Minka, eine junge Hauskatze war aus dem Fenster gesprungen und wurde dem Tierarzt mit erheblichen Bewegungsstörungen vorgestellt. Das Tier ließ sich jedoch nicht röntgen und wurde sediert. Auf der dv-Aufnahme zeigte sich eine distale Epiphysenfugenlösung der Tibia mit Fibulafraktur.
Zur Osteosynthese in die Klinik überwiesen, wurde die Katze etwa zwei Stunden später untersucht. Bei der Vorbereitung für die Operation fielen die reduzierte Tiefensensibilität auf beiden Seiten und die große Blase auf. Daraufhin wurde Minka noch einmal eingehend neurologisch untersucht.

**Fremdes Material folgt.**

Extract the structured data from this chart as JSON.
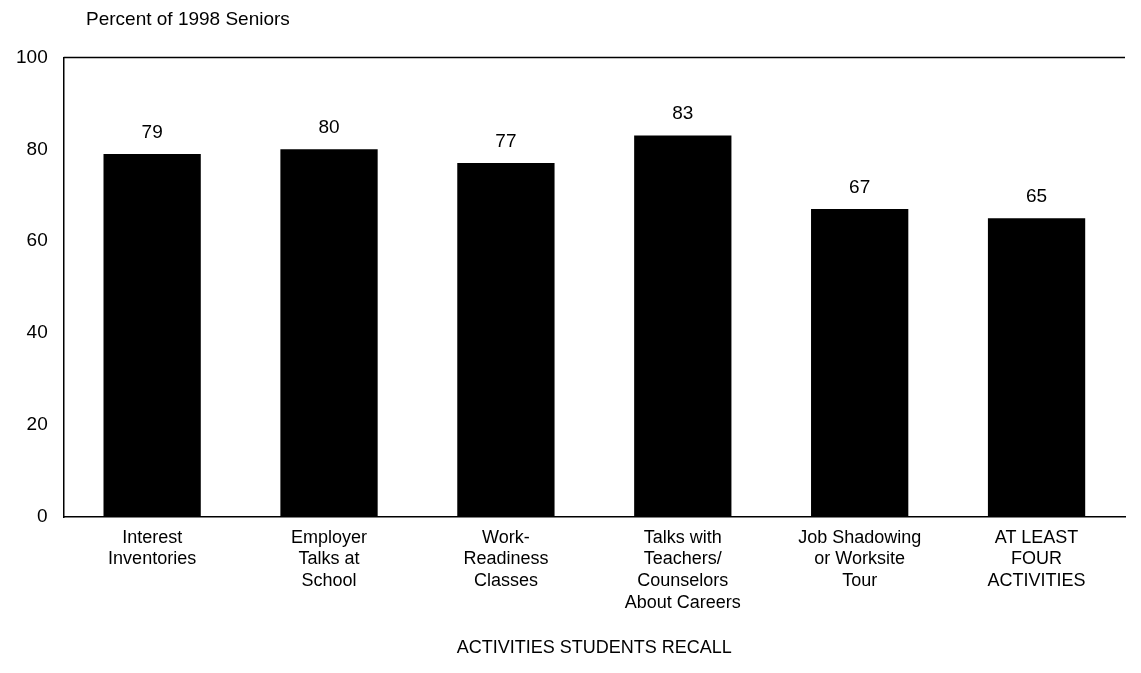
{
  "chart_data": {
    "type": "bar",
    "ylabel": "Percent of 1998 Seniors",
    "xlabel": "ACTIVITIES STUDENTS RECALL",
    "categories": [
      "Interest\nInventories",
      "Employer\nTalks at\nSchool",
      "Work-\nReadiness\nClasses",
      "Talks with\nTeachers/\nCounselors\nAbout Careers",
      "Job Shadowing\nor Worksite\nTour",
      "AT LEAST\nFOUR\nACTIVITIES"
    ],
    "values": [
      79,
      80,
      77,
      83,
      67,
      65
    ],
    "color": "#000000",
    "ylim": [
      0,
      100
    ],
    "yticks": [
      0,
      20,
      40,
      60,
      80,
      100
    ],
    "grid": false,
    "data_labels": true
  }
}
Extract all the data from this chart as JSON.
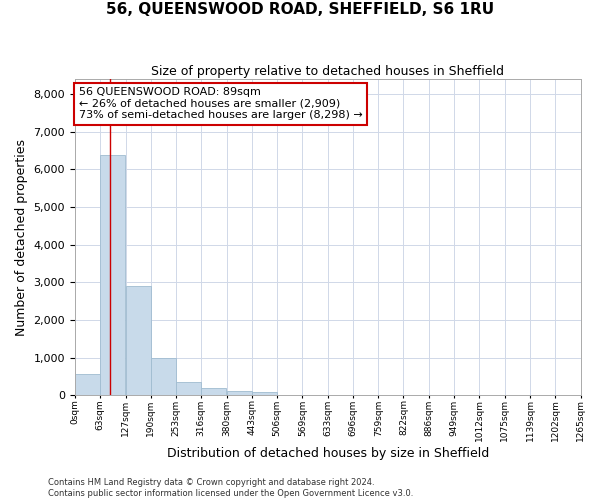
{
  "title": "56, QUEENSWOOD ROAD, SHEFFIELD, S6 1RU",
  "subtitle": "Size of property relative to detached houses in Sheffield",
  "xlabel": "Distribution of detached houses by size in Sheffield",
  "ylabel": "Number of detached properties",
  "bar_color": "#c8daea",
  "bar_edge_color": "#a0bcd0",
  "grid_color": "#d0d8e8",
  "bg_color": "#ffffff",
  "property_line_x": 89,
  "annotation_line1": "56 QUEENSWOOD ROAD: 89sqm",
  "annotation_line2": "← 26% of detached houses are smaller (2,909)",
  "annotation_line3": "73% of semi-detached houses are larger (8,298) →",
  "footer_line1": "Contains HM Land Registry data © Crown copyright and database right 2024.",
  "footer_line2": "Contains public sector information licensed under the Open Government Licence v3.0.",
  "bin_edges": [
    0,
    63,
    127,
    190,
    253,
    316,
    380,
    443,
    506,
    569,
    633,
    696,
    759,
    822,
    886,
    949,
    1012,
    1075,
    1139,
    1202,
    1265
  ],
  "bin_labels": [
    "0sqm",
    "63sqm",
    "127sqm",
    "190sqm",
    "253sqm",
    "316sqm",
    "380sqm",
    "443sqm",
    "506sqm",
    "569sqm",
    "633sqm",
    "696sqm",
    "759sqm",
    "822sqm",
    "886sqm",
    "949sqm",
    "1012sqm",
    "1075sqm",
    "1139sqm",
    "1202sqm",
    "1265sqm"
  ],
  "bar_heights": [
    560,
    6390,
    2910,
    980,
    360,
    180,
    100,
    80,
    0,
    0,
    0,
    0,
    0,
    0,
    0,
    0,
    0,
    0,
    0,
    0
  ],
  "ylim_max": 8400,
  "yticks": [
    0,
    1000,
    2000,
    3000,
    4000,
    5000,
    6000,
    7000,
    8000
  ],
  "title_fontsize": 11,
  "subtitle_fontsize": 9,
  "ylabel_fontsize": 9,
  "xlabel_fontsize": 9,
  "ytick_fontsize": 8,
  "xtick_fontsize": 6.5,
  "footer_fontsize": 6,
  "ann_fontsize": 8
}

Es ergaben sich mehrere Kriterien für einen Ausfall des oberen motorischen Neuronen- Segmentes. Daraufhin wurde die Wirbelsäule geröngt:
Auf der Aufnahme sehen Sie eine Trümmerfraktur der dorsalen und mittleren Etage des 5. LW. Bei der Palpation des Abschnittes ergab sich eine extreme Instabilität. Die dramatisch aussehende Fraktur des Tarsus stellte sich als das für das Tier im Vergleich zur Wirbelsäulenverletzung viel kleinere Problem heraus. Der Besitzer lehnte die operative Versorgung der Wirbelfraktur ab. In der Sektion ergab sich eine schwere Rückenmarksquetschung mit Abtrennung der linken Hälfte der Nervenbahnen. Minka wäre demnach auch bei optimaler orthopädischer Versorgung nicht mehr in der Lage gewesen die Gliedmaße zu benutzen.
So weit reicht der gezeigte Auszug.